For the smooth version of PP, specify PPSMOOTH
, otherwise PNSMOOTH
for PN-Smooth.
loss_class = maxi.loss.Torch_CEMLoss
optimizer_class = maxi.optimizer.AdaExpGradOptimizer
gradient_class = maxi.gradient.Torch_Gradient
# specify the configuration for the components
loss_kwargs = {"mode": "PPSMOOTH", "gamma": 1, "K": 2}
optimizer_kwargs = {
"l1": 2.0,
"l2": 2.0,
"eta": 1,
"channels_first": True,
}
gradient_kwargs = {}
- Instantiate the
ExplanationGenerator
with our custom configuration:
cem = maxi.ExplanationGenerator(
loss=loss_class,
optimizer=optimizer_class,
gradient=gradient_class,
loss_kwargs=loss_kwargs,
optimizer_kwargs=optimizer_kwargs,
gradient_kwargs=gradient_kwargs,
num_iter=200,
save_freq=100,
verbose=True,
)
- Instantiate InferenceWrapper with neccessary processing procedures:
# cast image to torch.float32 and to the correct device before inference
def preprocess(data):
if type(data) is not torch.Tensor or data.dtype != torch.float32:
return torch.tensor(data, dtype=torch.float32, device=device)
if data.device != device:
data = data.to(device)
return data
# unsqueeze prediction to match the batch dimension
def un_squeeze(data):
return data[0].unsqueeze(0) if data[0].ndim < 2 else data[0]
# wrap the model with the preprocess and un_squeeze functions
_model = maxi.inference.InferenceWrapper(
model, quantizer=un_squeeze, preprocess=preprocess
)
- Start the explanation procedure and retrieve the results:
results, _ = cem.run(image=img_transformed.cpu().numpy(), inference_call=_model)
# save the results
for _iter, res in results.items():
np.save(f"cem_attention_{_iter}.npy", res)
Note: The first return value is a OrderedDictionary that contains the savepoints keyed by the number of the respective iteration. The second return value would be a dictionary containing the images' meta data, which can be optionally parsed to the maxi.ExplanationGenerator.run()
method. This is epescially useful when using the maxi.AsyncExplanationWrapper
as it makes it simpler to distinguish between the different explanation results given the meta data.

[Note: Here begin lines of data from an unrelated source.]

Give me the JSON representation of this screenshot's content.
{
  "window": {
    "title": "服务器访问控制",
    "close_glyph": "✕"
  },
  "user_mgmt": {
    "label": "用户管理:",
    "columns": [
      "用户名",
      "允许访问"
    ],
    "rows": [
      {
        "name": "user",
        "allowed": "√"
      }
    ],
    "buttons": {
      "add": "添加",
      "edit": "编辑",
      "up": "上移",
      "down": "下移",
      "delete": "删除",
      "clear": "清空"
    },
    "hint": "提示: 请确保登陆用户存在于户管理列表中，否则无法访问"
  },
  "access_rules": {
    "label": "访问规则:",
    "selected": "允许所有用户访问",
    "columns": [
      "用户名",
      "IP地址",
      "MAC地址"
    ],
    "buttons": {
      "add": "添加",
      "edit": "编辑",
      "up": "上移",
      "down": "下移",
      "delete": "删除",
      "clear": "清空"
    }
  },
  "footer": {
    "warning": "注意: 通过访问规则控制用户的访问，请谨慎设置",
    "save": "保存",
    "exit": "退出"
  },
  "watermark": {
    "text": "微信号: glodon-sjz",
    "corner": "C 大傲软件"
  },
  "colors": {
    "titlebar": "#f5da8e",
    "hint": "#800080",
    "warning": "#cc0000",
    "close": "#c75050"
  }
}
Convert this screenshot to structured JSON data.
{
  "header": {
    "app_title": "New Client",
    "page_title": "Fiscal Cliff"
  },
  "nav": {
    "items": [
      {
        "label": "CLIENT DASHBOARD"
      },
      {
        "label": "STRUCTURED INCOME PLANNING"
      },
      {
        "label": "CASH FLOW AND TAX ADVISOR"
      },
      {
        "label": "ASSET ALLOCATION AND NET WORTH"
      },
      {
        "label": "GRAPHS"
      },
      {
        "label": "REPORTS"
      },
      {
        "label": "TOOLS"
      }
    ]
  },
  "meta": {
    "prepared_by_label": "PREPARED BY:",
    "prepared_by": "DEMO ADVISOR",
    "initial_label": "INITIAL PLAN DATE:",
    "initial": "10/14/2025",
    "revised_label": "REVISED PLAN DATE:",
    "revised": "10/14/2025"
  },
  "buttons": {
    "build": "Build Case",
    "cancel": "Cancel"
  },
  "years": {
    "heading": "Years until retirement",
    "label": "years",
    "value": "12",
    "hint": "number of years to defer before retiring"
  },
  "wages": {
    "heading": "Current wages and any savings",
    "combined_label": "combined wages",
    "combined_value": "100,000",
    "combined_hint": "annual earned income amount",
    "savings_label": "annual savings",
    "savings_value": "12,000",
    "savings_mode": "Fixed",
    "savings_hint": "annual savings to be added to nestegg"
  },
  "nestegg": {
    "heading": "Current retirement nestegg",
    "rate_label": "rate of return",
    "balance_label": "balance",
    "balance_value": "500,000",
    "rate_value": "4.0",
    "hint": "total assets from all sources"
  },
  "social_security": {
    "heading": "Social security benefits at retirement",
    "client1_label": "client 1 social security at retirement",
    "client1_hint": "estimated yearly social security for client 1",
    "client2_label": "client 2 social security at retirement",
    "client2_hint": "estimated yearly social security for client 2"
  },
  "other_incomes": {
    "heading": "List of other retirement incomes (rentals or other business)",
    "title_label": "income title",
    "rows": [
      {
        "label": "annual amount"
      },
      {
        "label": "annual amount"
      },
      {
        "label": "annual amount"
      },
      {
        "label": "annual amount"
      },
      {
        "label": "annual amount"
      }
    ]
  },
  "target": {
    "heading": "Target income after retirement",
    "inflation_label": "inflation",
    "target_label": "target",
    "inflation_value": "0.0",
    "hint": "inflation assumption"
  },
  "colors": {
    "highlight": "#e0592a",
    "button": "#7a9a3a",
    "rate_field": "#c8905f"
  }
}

Below you can observe the pertinent positive as generated by PP-Smooth. It can be assumed that the model prioritized the cell boundaries for its prediction.
Below depicted is the pertinent negative as generated by PN-Smooth. In general, the explanation seems quite noisy. Further, it can be highlighted that there are two specific pixels standing out meaning that manipulating those two pixels would be sufficient to change the prediction.
Below, the pertinent negative added to the original histopathologic image is shown.
For an human expert, it is almost impossible to distinguish the original image with the perturbed one. Still, the prediction scores quite differ as can be seen below:
Prediction scores of the original image:
tensor([-0.0769, 5.8685, -4.5399, -1.9916])
Prediction scores of the original image + pertinent negative:
tensor([-4.4830, 3.8907, -4.8994, 4.2906])
One can conclude that the model is not robust and thus prone to adverserial attacks.